How will these changes affect my community?
Small business owners and entrepreneurs are extremely community-minded and use money generated by their businesses to contribute to various aspects of community life. On one end of the spectrum, many small businesses sponsor local sports teams and help cover the costs things such as jerseys, equipment, and the administration of organized leagues. On the other end, private businesses contribute to projects for the betterment of the community such as the Jim Pattison Children’s Hospital, lowering the amount of tax dollars required to fund these projects.
These aspects of community participation by businesses is threatened by this legislation as a higher tax rate or the inability to hold savings within the company cuts into the budget available for community projects and sponsorships that are vital to maintaining the communities we love.
How else could these changes affect me and my family?

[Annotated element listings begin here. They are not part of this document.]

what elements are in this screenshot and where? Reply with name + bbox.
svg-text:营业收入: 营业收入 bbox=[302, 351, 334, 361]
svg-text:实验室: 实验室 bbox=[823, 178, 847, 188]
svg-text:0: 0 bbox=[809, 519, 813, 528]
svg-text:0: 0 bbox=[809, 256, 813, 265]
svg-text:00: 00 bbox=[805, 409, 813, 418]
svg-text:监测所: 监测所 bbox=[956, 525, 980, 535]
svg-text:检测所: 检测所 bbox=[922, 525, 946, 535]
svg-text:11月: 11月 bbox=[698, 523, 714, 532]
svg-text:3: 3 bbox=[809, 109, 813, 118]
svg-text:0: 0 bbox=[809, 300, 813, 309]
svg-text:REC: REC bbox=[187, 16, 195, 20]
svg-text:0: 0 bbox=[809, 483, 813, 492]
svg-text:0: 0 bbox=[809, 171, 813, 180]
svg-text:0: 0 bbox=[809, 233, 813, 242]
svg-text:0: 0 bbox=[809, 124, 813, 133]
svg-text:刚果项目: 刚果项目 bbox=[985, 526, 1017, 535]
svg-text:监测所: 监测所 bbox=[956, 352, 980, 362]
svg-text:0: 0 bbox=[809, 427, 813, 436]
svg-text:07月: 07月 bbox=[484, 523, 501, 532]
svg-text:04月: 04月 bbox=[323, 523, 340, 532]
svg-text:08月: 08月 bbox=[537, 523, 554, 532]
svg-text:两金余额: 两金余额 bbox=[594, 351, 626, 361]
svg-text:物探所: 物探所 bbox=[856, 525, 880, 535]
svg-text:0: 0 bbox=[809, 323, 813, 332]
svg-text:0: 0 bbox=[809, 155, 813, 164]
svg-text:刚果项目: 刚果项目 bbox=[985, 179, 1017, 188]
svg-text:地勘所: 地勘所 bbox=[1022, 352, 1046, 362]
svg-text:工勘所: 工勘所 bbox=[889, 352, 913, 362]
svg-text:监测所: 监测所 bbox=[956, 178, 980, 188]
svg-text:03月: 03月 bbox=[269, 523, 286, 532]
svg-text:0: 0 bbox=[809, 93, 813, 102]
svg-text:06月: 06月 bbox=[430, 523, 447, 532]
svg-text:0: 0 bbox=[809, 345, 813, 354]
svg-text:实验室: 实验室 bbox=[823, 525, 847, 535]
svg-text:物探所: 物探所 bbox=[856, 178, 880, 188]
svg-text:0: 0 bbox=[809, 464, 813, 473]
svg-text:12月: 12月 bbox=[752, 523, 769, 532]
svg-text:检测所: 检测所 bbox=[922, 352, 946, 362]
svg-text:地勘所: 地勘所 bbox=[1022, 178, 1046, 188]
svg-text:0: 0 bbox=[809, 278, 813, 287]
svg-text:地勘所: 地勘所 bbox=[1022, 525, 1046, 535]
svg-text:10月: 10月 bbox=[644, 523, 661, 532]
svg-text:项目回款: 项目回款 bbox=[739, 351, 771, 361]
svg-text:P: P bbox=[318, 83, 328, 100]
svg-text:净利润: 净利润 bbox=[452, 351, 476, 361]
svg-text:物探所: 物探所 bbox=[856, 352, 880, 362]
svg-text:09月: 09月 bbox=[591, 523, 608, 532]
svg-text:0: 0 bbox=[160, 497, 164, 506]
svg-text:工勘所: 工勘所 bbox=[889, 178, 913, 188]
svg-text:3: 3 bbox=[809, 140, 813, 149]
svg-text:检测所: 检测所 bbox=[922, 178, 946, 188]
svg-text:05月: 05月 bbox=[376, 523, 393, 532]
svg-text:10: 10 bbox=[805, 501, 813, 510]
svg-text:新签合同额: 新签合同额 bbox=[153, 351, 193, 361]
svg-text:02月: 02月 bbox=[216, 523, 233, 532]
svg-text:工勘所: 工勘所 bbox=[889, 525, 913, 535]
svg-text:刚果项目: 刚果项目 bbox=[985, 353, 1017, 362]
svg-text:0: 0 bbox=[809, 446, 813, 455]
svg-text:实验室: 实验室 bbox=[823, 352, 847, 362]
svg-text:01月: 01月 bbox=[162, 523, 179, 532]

Apart from the aforementioned effects, there are a couple other ways that families could be indirectly affected by the proposed changes:
- Health Care: While doctors who have incorporated will face all of the staffing and savings concerns expressed above (which have effects on patient care in their own right), there is also a very real risk that the proposed changes will lead to an exodus of doctors and specialists to other jurisdictions. Not only will other jurisdictions, such as California, be able to offer better tax rates, but they also offer signing bonuses to doctors that cover the extensive student loans doctors must take out to make it through the 10+ years of school it takes to become certified in their field. In the United States alone, there is an expected shortage of thousands of doctors in the next 10 years and one can expect the incentives for Canadian doctors to move south to only increase in the future while the incentives to stay in Canada dry up due to this legislation. All in all, this amounts to a potentially catastrophic change to patient care in Canada.
- Farming: In the short term, farmers will face an extra pinch just like all businesses affected by these changes and this could have affects on food prices and availability (particularly in stock – i.e. beef or poultry – farming operations) which will hit each and every family across Canada. In the long term, the affects of these changes on succession planning will hit family farms particularly hard. The changes will create uncertainty in farming and potentially disrupt the business operations of farms that are sold to disinterested third-parties, sold to family members who must cut back operations to save the farm as a whole, or that sit dormant because there is no buyer willing to farm the land. In each case, there is great potential for food supply to be disrupted and prices to rise as a result.